Unfinished Business

Posted on July 22, 2010


While we may experience our demise, without its memory we will be forever bereft of comprehending it.

I’m not intentionally trying to be overly morbid, but Brian Clements in his blog has got me thinking about certain issues — namely, consciousness (and how we experience it, use language to describe it and what occurs within it). Naturally, when thinking of consciousness you have to consider the point where it ends (individually or collectively).

I have no definitive answers at the moment, but one question I’m posing is: Can we (the “royal” we) simultaneously experience an event and (partially or completely) process it? Do we absolutely need memory to understand, or process, that experience (and to a certain degree validate it: if I remember it, it increases the odds that the event really did occur [and how does this take into account memory’s flaws — either distortions or inventions])? Once we recall the memory, we generate a regression. We can then recall ourselves recalling an event. And so on. And the fact that the memory is only a partial of the totality of the event as experienced (a sampled data subset that, by its nature, is not completely accurate).

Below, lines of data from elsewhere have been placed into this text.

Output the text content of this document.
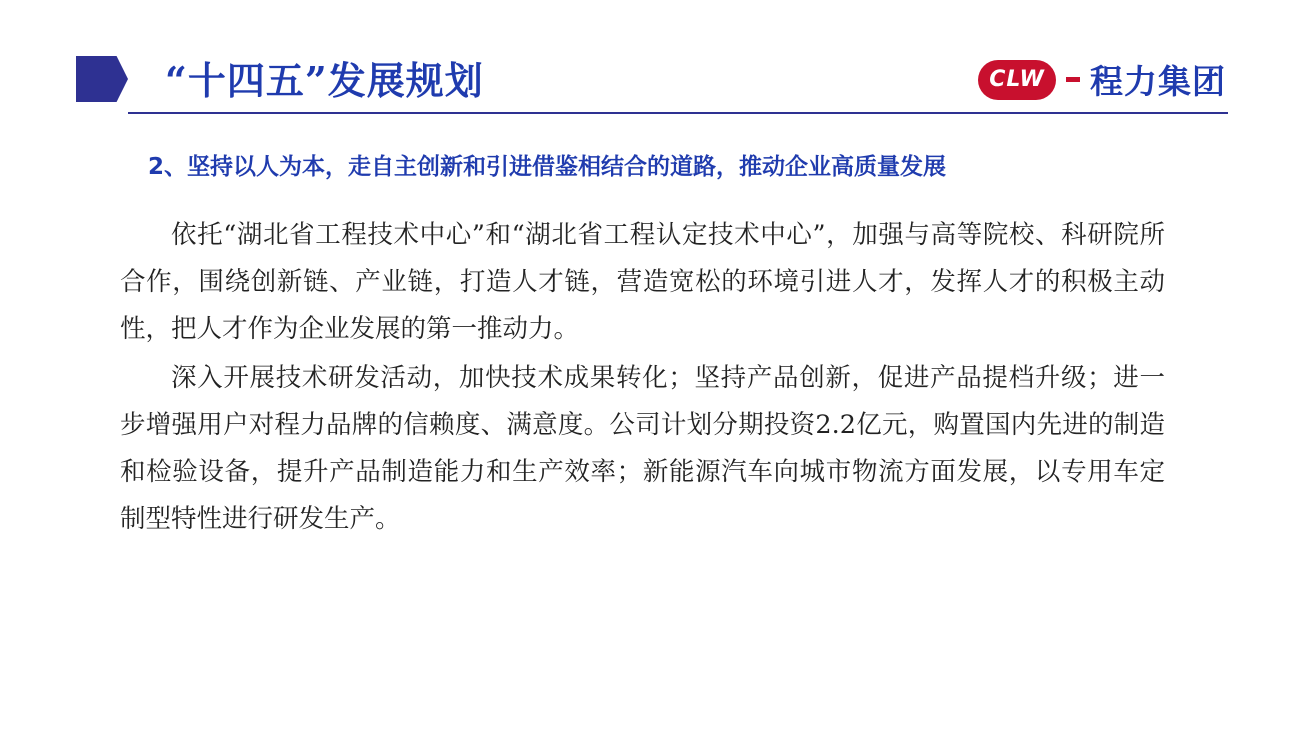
“十四五”发展规划	CLW 程力集团
2、坚持以人为本，走自主创新和引进借鉴相结合的道路，推动企业高质量发展

依托“湖北省工程技术中心”和“湖北省工程认定技术中心”，加强与高等院校、科研院所合作，围绕创新链、产业链，打造人才链，营造宽松的环境引进人才，发挥人才的积极主动性，把人才作为企业发展的第一推动力。

深入开展技术研发活动，加快技术成果转化；坚持产品创新，促进产品提档升级；进一步增强用户对程力品牌的信赖度、满意度。公司计划分期投资2.2亿元，购置国内先进的制造和检验设备，提升产品制造能力和生产效率；新能源汽车向城市物流方面发展，以专用车定制型特性进行研发生产。
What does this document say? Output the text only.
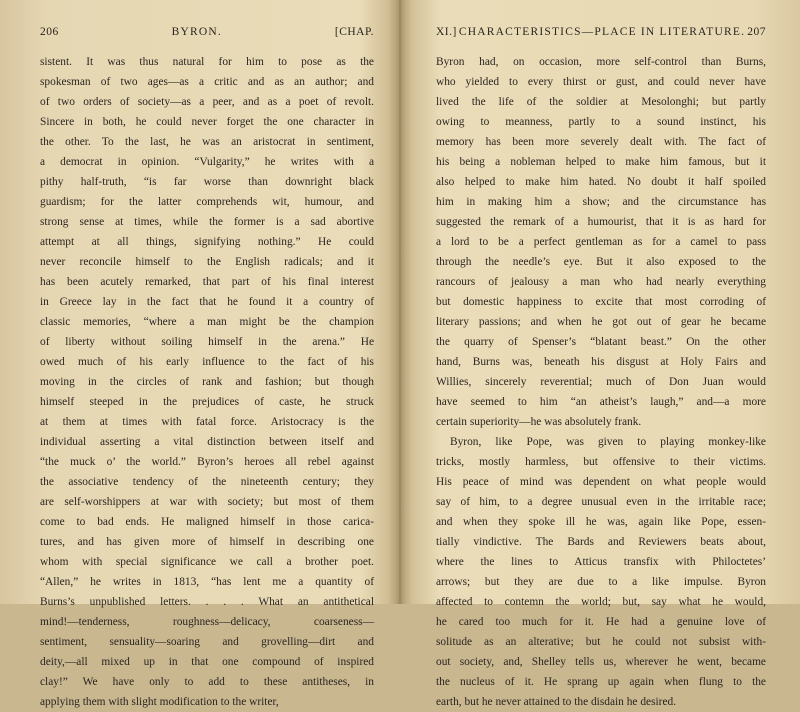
206	BYRON.	[CHAP.
sistent. It was thus natural for him to pose as the
spokesman of two ages—as a critic and as an author; and
of two orders of society—as a peer, and as a poet of revolt.
Sincere in both, he could never forget the one character in
the other. To the last, he was an aristocrat in sentiment,
a democrat in opinion. “Vulgarity,” he writes with a
pithy half-truth, “is far worse than downright black
guardism; for the latter comprehends wit, humour, and
strong sense at times, while the former is a sad abortive
attempt at all things, signifying nothing.” He could
never reconcile himself to the English radicals; and it
has been acutely remarked, that part of his final interest
in Greece lay in the fact that he found it a country of
classic memories, “where a man might be the champion
of liberty without soiling himself in the arena.” He
owed much of his early influence to the fact of his
moving in the circles of rank and fashion; but though
himself steeped in the prejudices of caste, he struck
at them at times with fatal force. Aristocracy is the
individual asserting a vital distinction between itself and
“the muck o’ the world.” Byron’s heroes all rebel against
the associative tendency of the nineteenth century; they
are self-worshippers at war with society; but most of them
come to bad ends. He maligned himself in those carica-
tures, and has given more of himself in describing one
whom with special significance we call a brother poet.
“Allen,” he writes in 1813, “has lent me a quantity of
Burns’s unpublished letters. . . . What an antithetical
mind!—tenderness, roughness—delicacy, coarseness—
sentiment, sensuality—soaring and grovelling—dirt and
deity,—all mixed up in that one compound of inspired
clay!” We have only to add to these antitheses, in
applying them with slight modification to the writer,
XI.] CHARACTERISTICS—PLACE IN LITERATURE. 207
Byron had, on occasion, more self-control than Burns,
who yielded to every thirst or gust, and could never have
lived the life of the soldier at Mesolonghi; but partly
owing to meanness, partly to a sound instinct, his
memory has been more severely dealt with. The fact of
his being a nobleman helped to make him famous, but it
also helped to make him hated. No doubt it half spoiled
him in making him a show; and the circumstance has
suggested the remark of a humourist, that it is as hard for
a lord to be a perfect gentleman as for a camel to pass
through the needle’s eye. But it also exposed to the
rancours of jealousy a man who had nearly everything
but domestic happiness to excite that most corroding of
literary passions; and when he got out of gear he became
the quarry of Spenser’s “blatant beast.” On the other
hand, Burns was, beneath his disgust at Holy Fairs and
Willies, sincerely reverential; much of Don Juan would
have seemed to him “an atheist’s laugh,” and—a more
certain superiority—he was absolutely frank.
Byron, like Pope, was given to playing monkey-like
tricks, mostly harmless, but offensive to their victims.
His peace of mind was dependent on what people would
say of him, to a degree unusual even in the irritable race;
and when they spoke ill he was, again like Pope, essen-
tially vindictive. The Bards and Reviewers beats about,
where the lines to Atticus transfix with Philoctetes’
arrows; but they are due to a like impulse. Byron
affected to contemn the world; but, say what he would,
he cared too much for it. He had a genuine love of
solitude as an alterative; but he could not subsist with-
out society, and, Shelley tells us, wherever he went, became
the nucleus of it. He sprang up again when flung to the
earth, but he never attained to the disdain he desired.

Also, when consciousness begins. Is that “first” memory crucial in fixing when we become a completely sentient being, instead of a fleshy bag absorbing any or all sensations?

And for the religiously, or spiritually, inclined, is consciousness implicit in, and dependent on, the chemical and electrical actions of our brains? Wither consciousness freed from its earthly shell? Is consciousness a form of tapping into a layer of neuro-physics energy (“ether”?) wherein a being becomes a “node” on the “network”?